Posted August 18, 2015
This question can give us heartache, whether we are in our twenties or sixties. Having no idea what to do next hurts, even as it might excite us on some level. Whether graduating from college or retiring from a long career, the road ahead may seem intimidating in its blankness. Freedom is supposed to be so desirable, yet its reality is often heavy with perplexing dilemmas.
The suffering intensifies when we encounter others our own age who announce firm, elaborate plans and display no uncertainty about where they are heading. What no one tells us is the map they are following is sheer fabrication, something they devised in order to avoid the very emptiness that weighs on us so acutely.
In actuality, we are all faking it, making up our lives as we go along. We are trying to construct an overall story that makes sense. Even those who emanate the most confidence have patched together a narrative from disparate pieces of experience, much of it found randomly and given the heft of purpose in retrospect.
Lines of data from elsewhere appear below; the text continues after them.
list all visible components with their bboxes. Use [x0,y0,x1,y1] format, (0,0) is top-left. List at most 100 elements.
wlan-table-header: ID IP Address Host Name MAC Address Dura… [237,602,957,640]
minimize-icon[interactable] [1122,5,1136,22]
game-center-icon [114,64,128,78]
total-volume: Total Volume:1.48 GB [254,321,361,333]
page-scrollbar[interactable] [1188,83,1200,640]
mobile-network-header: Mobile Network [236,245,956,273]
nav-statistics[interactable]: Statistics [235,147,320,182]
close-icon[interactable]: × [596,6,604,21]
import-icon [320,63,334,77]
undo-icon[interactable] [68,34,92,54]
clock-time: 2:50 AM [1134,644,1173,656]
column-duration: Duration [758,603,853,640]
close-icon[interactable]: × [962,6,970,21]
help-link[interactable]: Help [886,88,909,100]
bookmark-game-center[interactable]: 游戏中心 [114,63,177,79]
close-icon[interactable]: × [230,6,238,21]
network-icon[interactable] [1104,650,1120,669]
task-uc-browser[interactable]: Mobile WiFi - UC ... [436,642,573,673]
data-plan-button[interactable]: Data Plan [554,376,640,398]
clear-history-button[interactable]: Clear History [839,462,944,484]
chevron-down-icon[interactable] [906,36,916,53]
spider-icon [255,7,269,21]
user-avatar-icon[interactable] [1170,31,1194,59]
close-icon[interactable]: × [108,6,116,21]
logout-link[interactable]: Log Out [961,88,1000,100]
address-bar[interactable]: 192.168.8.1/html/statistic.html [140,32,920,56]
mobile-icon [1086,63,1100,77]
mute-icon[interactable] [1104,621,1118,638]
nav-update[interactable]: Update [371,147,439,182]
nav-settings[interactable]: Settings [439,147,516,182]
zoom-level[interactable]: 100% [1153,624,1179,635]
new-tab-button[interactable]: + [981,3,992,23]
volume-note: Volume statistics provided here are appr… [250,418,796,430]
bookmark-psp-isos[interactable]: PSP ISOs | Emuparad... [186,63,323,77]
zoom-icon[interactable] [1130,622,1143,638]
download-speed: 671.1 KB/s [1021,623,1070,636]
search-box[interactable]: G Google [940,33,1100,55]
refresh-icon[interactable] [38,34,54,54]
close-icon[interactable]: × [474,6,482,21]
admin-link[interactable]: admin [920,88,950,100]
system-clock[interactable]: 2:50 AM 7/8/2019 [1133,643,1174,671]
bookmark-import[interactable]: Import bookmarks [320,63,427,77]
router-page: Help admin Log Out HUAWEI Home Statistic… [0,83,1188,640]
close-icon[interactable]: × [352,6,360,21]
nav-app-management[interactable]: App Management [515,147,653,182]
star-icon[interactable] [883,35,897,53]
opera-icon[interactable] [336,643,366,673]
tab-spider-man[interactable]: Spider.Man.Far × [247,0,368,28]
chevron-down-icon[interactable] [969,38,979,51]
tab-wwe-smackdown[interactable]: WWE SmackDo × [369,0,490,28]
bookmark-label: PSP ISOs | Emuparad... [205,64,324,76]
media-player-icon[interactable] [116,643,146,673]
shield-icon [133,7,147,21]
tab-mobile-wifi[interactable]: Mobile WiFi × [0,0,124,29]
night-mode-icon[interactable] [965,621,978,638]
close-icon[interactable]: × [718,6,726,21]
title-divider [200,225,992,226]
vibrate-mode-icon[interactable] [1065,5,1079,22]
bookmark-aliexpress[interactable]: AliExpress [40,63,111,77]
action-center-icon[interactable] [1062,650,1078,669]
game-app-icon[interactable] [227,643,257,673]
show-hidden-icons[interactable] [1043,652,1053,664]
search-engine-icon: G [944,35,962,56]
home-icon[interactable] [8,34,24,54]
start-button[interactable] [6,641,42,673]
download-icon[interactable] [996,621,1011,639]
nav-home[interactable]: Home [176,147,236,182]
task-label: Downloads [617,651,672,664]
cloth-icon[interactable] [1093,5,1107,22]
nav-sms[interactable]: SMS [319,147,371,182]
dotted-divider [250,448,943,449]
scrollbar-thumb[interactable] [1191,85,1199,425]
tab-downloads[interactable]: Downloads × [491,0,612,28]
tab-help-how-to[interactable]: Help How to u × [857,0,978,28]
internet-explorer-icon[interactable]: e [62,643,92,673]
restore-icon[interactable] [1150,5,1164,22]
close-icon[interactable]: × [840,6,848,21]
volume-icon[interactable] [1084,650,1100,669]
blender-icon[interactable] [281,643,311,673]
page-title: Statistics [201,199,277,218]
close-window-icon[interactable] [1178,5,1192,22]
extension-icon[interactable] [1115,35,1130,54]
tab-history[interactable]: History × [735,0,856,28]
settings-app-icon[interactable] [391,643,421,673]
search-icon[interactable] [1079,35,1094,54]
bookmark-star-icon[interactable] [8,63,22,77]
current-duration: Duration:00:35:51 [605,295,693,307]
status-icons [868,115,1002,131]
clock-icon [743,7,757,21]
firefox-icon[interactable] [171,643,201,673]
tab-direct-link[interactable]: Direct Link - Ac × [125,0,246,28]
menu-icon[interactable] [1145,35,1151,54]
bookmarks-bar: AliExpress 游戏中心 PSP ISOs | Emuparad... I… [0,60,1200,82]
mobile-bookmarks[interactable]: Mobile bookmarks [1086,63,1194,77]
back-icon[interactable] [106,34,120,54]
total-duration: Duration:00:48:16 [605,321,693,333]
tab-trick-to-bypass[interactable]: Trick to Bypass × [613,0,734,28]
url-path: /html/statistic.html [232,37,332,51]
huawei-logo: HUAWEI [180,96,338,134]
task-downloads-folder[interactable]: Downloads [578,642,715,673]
After graduating from college in the mid-seventies, I made $3 an hour working as an aide in a psychiatric hospital. I took a train and two buses in the dark and cold to get there by 7am, with my flimsy white uniform under my coat. One day, a profoundly depressed woman sat beside the bed as I changed her sheets. Only a few years older then me, she stared straight ahead as though looking straight at death.
I took my time making perfect corners, trying to get her to talk to me. She did, and by the time I fluffed her pillow and arranged her bedspread, she was depicting the intricate nuances of her woe. From then on, I decided to turn my lowly tasks into entrances to people’s lives, gaining a perspective denied to the doctors, nurses, and social workers attempting to conduct their required interviews. I made beds, took blood pressures and pulses, and listened to secrets, grief, and disappointments, offering kindness and simple solace whenever I could. The exposure I got that year to varieties of travail and a multitude of life lessons became the basis for the professional life I eventually led, but I didn’t recognize this possibility at the time.
The raw material from which a life is fashioned comes from the experiences we accrue when we are feeling most aimless – when we bend to necessity and take the first job that comes along or an opportunity that arises through happenstance. It might be a short-term volunteer commitment in which a nascent skill gets discovered and then developed. From there, we could meet someone who links us to another option, entirely unforeseen, or we might try doing something we have never done before and find the stirrings of a new vocation that feels uniquely right for us.
A common trap is to tell ourselves that we should already have the answers. We sit around and condemn ourselves instead of launching into this kind of quest. This false belief often leads to paralysis of the will, along with the self-fulfilling measure of failure: “I’m a nothing who does nothing.” Throwing away whole days watching movies doesn’t help dispel this notion; succumbing to the luxury of wasted time further diminishes an already plummeting self respect. The only way to break this cycle is to shift into an attitude of curiosity and to venture out onto the stage of life.
Doing something, rather than nothing, is the beginning of momentum – even without a pre-determined direction, and especially if this is so. To the lost, I say: “Welcome to the ground of your humanity.” We reside for a brief time on a blue planet glowing in the darkness of space. Take a deep breath and watch the way the morning light crosses your kitchen table. Your circumstances are temporary, as is every hardship. The key is to leave the safety of home and put yourself out there, to let chance have its way with you and to accede to the play of fate. You will find your way.